Foto de Mari Duarte na Unsplash
por Luiz Felipe Leprevost
Curitiba, cheiro de pipoca que nunca acaba. Eco de sanfona, estalo de fogueira queimando. Curitiba, pingos na calha de casa. Melodia de zinco. A chuva é sempre a mesma, só muda o ângulo. Curitiba não chove de cima pra baixo. Chove de dentro para fora. Se o sol aparece, todo mundo aproveita, mesmo que seja só para ir ali na esquina comprar couve.
Os muros têm musgo e o musgo conhece cada solidão que encostou ali. Os fulanos não se olham, mas sabem. Os vizinhos nunca se falaram, mas viram os filhos uns dos outros crescer. Cachorro latindo atrás da bicicleta. Ponto de ônibus onde ninguém conversa: o Interbairros vai demorar. Cadeira de vime ao redor da mesa na cozinha. Fumaça de sopa subindo pela panela de pressão às cinco da tarde. Cuidado: queima se você estiver distraído. Curitiba, umidade nas juntas. Orvalho no capô dos carros. Vento gelado no pescoço. Frio que não pergunta, geada que não avisa. Cidade de pulôver. O modo como você coloca o casaco. A naftalina no bolso do sobretudo.
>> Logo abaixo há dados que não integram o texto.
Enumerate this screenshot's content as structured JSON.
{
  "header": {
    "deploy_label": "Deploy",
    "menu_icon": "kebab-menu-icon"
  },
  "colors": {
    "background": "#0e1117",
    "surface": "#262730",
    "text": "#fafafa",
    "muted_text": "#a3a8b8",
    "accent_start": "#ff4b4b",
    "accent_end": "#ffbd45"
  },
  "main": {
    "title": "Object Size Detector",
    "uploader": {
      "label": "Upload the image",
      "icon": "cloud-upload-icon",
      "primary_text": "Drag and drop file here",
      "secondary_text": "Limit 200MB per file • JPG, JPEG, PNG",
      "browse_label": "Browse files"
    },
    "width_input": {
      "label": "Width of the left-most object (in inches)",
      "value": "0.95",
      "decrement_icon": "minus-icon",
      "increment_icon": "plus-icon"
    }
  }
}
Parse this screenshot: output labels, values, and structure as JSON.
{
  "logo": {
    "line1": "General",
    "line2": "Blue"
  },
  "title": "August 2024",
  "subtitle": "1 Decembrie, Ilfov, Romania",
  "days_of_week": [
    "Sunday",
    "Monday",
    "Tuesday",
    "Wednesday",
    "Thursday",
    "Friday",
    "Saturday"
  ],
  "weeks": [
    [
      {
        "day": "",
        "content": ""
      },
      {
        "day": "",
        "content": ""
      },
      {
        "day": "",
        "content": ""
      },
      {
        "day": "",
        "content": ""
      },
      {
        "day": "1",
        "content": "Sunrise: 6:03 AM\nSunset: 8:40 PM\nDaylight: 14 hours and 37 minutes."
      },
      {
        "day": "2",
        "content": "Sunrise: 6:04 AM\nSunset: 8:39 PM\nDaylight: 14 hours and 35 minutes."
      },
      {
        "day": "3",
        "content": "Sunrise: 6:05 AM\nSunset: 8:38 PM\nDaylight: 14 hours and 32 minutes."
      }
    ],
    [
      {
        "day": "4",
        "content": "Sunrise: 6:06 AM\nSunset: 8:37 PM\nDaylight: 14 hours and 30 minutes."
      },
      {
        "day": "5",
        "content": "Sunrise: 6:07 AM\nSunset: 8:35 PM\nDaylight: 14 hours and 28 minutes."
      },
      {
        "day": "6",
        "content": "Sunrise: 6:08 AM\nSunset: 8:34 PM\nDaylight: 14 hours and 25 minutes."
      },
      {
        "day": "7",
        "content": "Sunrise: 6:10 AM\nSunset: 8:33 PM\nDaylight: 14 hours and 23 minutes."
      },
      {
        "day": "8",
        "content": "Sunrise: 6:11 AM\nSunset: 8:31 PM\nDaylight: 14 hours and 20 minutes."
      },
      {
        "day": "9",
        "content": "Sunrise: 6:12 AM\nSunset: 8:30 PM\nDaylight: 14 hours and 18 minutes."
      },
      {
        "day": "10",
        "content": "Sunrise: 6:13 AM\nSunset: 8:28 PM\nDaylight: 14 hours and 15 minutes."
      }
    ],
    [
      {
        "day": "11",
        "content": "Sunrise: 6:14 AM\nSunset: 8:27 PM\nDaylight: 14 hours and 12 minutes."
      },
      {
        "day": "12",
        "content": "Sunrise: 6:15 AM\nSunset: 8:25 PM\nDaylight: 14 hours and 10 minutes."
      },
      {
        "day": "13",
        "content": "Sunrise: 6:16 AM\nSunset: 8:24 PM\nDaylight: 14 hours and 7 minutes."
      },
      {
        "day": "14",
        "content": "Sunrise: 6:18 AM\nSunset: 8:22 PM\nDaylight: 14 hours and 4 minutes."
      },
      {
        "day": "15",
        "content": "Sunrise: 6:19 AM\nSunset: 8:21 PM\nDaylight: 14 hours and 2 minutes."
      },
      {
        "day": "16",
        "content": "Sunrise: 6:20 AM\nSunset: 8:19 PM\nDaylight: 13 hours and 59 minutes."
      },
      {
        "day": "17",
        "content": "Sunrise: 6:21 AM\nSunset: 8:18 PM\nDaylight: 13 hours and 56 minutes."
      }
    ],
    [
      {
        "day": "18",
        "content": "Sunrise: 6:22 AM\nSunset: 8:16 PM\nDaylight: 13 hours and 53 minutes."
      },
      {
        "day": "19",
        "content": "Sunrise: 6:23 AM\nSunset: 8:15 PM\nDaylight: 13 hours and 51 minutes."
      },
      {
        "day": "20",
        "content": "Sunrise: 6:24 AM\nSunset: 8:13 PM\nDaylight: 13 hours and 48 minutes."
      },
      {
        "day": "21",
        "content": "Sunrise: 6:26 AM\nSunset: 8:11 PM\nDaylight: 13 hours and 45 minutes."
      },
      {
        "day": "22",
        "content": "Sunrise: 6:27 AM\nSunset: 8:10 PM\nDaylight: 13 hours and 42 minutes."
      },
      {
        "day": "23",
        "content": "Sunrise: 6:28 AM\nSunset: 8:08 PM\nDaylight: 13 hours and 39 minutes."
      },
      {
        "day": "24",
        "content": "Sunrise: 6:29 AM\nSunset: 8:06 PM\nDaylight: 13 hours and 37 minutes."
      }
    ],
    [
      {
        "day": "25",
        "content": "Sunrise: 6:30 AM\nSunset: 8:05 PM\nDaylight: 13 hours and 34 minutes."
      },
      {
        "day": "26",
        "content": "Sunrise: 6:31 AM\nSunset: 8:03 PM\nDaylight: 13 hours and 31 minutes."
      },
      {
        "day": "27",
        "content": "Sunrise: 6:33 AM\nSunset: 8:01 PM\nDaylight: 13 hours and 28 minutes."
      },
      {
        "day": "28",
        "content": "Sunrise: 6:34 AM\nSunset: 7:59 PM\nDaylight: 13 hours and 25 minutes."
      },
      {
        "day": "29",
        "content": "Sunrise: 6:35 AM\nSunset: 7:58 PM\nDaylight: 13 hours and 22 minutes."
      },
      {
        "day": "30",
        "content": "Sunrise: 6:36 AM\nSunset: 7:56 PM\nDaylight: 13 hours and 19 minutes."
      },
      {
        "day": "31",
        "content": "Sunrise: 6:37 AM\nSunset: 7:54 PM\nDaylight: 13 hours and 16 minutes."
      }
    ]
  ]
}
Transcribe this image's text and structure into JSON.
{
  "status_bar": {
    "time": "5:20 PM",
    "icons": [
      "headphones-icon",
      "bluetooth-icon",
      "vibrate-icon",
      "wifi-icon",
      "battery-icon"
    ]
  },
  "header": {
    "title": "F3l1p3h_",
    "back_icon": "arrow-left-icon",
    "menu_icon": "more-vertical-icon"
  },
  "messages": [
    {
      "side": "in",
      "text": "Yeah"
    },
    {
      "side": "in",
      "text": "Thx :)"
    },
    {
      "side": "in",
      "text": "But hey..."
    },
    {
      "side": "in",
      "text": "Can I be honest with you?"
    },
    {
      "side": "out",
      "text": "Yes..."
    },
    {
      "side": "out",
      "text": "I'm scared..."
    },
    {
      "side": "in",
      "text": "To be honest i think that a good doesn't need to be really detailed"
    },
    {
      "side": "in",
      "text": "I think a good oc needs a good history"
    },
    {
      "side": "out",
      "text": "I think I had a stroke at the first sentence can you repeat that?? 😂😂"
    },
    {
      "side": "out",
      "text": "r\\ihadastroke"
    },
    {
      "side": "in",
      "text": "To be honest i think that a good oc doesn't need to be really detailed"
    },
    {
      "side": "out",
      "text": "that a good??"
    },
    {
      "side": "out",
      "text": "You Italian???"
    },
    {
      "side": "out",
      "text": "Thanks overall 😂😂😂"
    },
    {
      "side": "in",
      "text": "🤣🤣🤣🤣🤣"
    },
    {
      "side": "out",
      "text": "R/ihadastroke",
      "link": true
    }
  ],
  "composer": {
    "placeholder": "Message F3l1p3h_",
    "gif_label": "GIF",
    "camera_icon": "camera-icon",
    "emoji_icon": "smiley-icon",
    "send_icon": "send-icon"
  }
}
Na calçada, uma folha dança sozinha. A moça de touca vermelha (tem sempre uma moça de touca vermelha) atravessa a rua sem olhar. A buzina grita: acorda, guria. Homem de sobretudo marrom, pasta de couro gasta, sapato que conhece todos os atalhos das ruas do centro. Vontade de não ser reconhecido por ninguém. Segredos das bocas malditas. Prédios velhos cochichando o vento. Rádio AM no fundo da barbearia. Ruído de ônibus freando. Árvores das praças, galhos curvados feito velhos encostados nos próprios ossos. Senhoras que usam guarda-chuva mesmo sem previsão. Senhores de boina tomando café com leite em copo americano na padaria. Pastel na Brasileira. Na Biblioteca Pública tiram a boina para lerem o jornal impresso de ontem, de anteontem, com a convicção de que tudo vai piorar.
Curitiba, poesia no bolso. Leminski no paredão. Painéis do Poty. O apito do trem não teve tempo, entrou no meio e partiu em dois o biarticulado. Não faça escândalo, Curitiba. Não chore na rodoviária. Não corra atrás do táxi. O poste ainda pisca do mesmo jeito torto na esquina da Ermelino. O livro que você comprou no sebo da José Loureiro venda no da Emiliano Perneta. O relógio da XV atrasa de propósito.
Ombros erguidos, pescoço encolhido contra o frio, mãos metidas nos bolsos, você anda por aí como quem atravessa um sonho sem controle. Vê tudo se mover. Contempla a solidão vertical que o centro sobe. Os transeuntes zanzando cansados, desviando olhares e buracos nas calçadas. Vitrines luzem indiferentes e devolvem seu reflexo. Curitiba respira curto no inverno.
No céu de algodão sujo, de repente o sol vai se mostrando, tímido e magro, parece que até tem vergonha de incomodar. Curitiba não perdoa. Curitiba não comemora. Observa. Ranzinza. Não diz adeus. Só vira a cara. Curitiba, essa tristeza nem é de hoje.